Pergerakan Mahasiswa Islam Indonesia (PMII) Kota Sukabumi menilai, langkah manajemen rumah sakit yang menaikkan tarif pelayanan dari Rp40.000 menjadi Rp65.000 merupakan keputusan yang tidak berpihak kepada rakyat kecil.
Ketua PMII Kota Sukabumi, Bahrul Ulum, menyebut kebijakan tersebut sebagai bentuk kepekaan sosial yang tumpul.
“Di tengah kondisi masyarakat yang masih berjuang memenuhi kebutuhan dasar, pemerintah justru menambah beban lewat kenaikan biaya berobat. Ini kebijakan tanpa empati, tanpa hati,” ujarnya dengan nada tegas, Jumat (17/10).
Menurut Bahrul, keputusan tersebut menunjukkan lemahnya komitmen Pemkot Sukabumi terhadap prinsip keterbukaan publik. Ia menyoroti bahwa kenaikan tarif dilakukan tanpa ada sosialisasi dan transparansi yang layak.
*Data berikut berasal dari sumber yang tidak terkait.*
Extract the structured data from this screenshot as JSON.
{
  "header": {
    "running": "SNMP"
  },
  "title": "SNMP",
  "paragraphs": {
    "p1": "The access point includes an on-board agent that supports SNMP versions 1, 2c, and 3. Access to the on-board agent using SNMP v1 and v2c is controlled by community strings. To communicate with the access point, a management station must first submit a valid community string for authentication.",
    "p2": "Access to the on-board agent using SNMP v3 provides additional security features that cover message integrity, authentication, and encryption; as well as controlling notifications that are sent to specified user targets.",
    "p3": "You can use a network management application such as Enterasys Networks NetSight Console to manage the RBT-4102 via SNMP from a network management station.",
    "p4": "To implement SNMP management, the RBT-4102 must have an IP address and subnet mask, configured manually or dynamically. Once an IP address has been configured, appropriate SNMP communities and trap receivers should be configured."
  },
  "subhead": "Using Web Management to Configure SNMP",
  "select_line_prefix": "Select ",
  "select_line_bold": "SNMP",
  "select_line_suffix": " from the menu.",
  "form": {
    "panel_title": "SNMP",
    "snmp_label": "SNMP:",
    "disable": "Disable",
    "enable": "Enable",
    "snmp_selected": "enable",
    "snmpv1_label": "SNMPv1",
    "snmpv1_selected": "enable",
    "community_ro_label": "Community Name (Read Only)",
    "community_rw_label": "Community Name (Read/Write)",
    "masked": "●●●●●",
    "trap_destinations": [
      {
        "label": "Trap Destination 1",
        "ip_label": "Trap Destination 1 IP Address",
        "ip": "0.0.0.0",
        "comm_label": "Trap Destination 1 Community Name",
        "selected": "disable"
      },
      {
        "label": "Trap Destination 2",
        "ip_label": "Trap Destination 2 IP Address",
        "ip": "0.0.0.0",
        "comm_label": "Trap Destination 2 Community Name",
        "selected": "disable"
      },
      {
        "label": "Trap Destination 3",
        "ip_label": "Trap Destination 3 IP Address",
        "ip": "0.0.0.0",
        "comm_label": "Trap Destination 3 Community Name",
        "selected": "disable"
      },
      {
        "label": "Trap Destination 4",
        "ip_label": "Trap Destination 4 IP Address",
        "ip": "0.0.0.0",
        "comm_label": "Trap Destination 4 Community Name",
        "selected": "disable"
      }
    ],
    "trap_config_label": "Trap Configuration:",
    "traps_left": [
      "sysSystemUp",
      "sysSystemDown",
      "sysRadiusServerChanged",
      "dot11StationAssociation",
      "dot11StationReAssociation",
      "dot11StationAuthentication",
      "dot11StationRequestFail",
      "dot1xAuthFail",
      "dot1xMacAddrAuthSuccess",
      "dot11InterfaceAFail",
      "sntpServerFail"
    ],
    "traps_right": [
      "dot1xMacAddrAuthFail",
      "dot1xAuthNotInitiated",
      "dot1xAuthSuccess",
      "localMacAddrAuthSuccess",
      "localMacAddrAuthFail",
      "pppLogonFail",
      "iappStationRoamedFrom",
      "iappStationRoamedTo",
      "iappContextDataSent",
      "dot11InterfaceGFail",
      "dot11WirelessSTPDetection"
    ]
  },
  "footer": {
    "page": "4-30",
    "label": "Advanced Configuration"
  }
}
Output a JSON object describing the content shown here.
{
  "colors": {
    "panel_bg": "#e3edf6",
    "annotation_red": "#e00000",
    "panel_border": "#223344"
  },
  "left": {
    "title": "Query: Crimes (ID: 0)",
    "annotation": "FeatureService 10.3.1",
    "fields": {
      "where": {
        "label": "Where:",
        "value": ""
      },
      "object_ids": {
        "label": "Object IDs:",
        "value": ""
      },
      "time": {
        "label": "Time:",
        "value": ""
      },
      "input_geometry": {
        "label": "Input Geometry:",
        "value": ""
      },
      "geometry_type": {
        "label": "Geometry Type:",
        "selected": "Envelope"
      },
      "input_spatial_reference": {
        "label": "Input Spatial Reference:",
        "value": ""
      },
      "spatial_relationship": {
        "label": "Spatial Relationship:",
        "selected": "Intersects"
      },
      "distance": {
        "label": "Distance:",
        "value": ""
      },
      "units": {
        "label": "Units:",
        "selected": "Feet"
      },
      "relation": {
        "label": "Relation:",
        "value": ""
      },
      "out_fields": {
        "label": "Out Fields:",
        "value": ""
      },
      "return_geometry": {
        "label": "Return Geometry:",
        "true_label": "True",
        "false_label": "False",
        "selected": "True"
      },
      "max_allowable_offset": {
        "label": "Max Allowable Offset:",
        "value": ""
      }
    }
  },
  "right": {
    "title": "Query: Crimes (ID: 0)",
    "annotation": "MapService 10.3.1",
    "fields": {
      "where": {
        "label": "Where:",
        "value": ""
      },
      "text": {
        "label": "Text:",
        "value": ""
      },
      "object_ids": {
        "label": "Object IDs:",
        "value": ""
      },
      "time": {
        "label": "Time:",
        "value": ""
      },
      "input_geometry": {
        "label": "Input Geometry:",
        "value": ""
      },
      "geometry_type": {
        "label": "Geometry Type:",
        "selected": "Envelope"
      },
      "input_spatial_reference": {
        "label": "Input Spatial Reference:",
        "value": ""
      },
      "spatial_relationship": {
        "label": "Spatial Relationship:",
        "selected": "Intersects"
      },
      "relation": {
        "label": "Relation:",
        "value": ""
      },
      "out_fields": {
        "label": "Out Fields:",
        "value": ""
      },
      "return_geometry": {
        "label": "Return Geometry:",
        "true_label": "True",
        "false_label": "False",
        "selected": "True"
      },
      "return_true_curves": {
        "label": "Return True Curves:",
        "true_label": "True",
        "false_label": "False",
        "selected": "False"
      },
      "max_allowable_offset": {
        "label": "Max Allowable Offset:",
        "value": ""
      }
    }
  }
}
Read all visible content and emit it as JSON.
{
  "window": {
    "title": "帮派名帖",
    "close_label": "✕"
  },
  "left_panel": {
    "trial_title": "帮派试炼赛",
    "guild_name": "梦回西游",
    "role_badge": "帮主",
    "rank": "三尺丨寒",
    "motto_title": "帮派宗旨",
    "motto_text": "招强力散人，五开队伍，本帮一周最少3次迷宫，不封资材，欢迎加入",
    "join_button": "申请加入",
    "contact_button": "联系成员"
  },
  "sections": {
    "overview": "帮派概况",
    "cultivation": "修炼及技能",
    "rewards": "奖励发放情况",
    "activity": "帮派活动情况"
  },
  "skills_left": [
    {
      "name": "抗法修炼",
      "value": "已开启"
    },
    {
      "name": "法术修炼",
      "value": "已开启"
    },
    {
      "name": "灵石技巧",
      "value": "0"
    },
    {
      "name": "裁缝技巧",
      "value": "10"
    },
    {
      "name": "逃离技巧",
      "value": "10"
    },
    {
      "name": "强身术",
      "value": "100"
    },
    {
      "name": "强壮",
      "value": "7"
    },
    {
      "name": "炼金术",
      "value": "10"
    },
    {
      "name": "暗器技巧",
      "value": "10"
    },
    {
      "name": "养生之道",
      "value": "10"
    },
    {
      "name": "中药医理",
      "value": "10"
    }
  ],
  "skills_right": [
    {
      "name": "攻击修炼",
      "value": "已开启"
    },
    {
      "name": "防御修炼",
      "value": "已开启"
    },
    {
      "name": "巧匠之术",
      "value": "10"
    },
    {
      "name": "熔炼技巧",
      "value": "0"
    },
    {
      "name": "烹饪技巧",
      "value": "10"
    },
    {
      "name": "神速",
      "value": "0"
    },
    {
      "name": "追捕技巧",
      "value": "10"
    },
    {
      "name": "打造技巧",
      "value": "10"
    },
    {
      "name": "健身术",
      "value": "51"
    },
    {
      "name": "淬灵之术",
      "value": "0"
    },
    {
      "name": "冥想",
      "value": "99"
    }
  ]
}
“Publik berhak tahu apa dasar hukumnya, bagaimana perhitungan biayanya, serta ke mana arah penggunaan tambahan dana itu. Tanpa itu semua, wajar jika masyarakat menduga ini sekadar upaya mengalihkan beban keuangan ke pundak rakyat,” tambahnya.
Lebih jauh, ia menegaskan bahwa rumah sakit milik daerah seharusnya tidak dijalankan dengan mentalitas korporasi.
“RSUD bukan perusahaan dagang. Kalau pelayanan kesehatan dikelola dengan logika untung rugi, maka hak rakyat sedang diperjualbelikan,” ucap Bahrul.
Bahrul juga menyoroti pernyataan pihak RSUD yang menyebut belum ada keluhan masyarakat terkait kenaikan tarif. Ia menilai komentar itu justru memperlihatkan ketimpangan perspektif antara pengelola dan masyarakat.
“Rakyat diam bukan karena setuju, tapi karena sudah terbiasa diabaikan. Mereka lelah bicara, karena suaranya tak pernah sampai ke telinga pengambil kebijakan,” sindirnya.
PMII juga menilai kenaikan tarif bagi pasien umum berpotensi memperlebar jurang ketimpangan akses kesehatan. Meski pihak RSUD menegaskan peserta BPJS tidak terdampak, realitasnya tak sesederhana itu.
“Masih banyak masyarakat pekerja informal yang kesulitan mendaftar BPJS karena hambatan administrasi. Jadi, kenaikan tarif tetap memukul warga miskin,” ungkapnya.
Oleh karena itu, PMII menuntut pihak RSUD R Syamsudin SH untuk segera membuka kajian dasar kenaikan tarif secara transparan. Selain itu, Pemerintah Kota Sukabumi diminta turun tangan melakukan evaluasi menyeluruh dan memastikan kebijakan ini tidak memperparah beban masyarakat.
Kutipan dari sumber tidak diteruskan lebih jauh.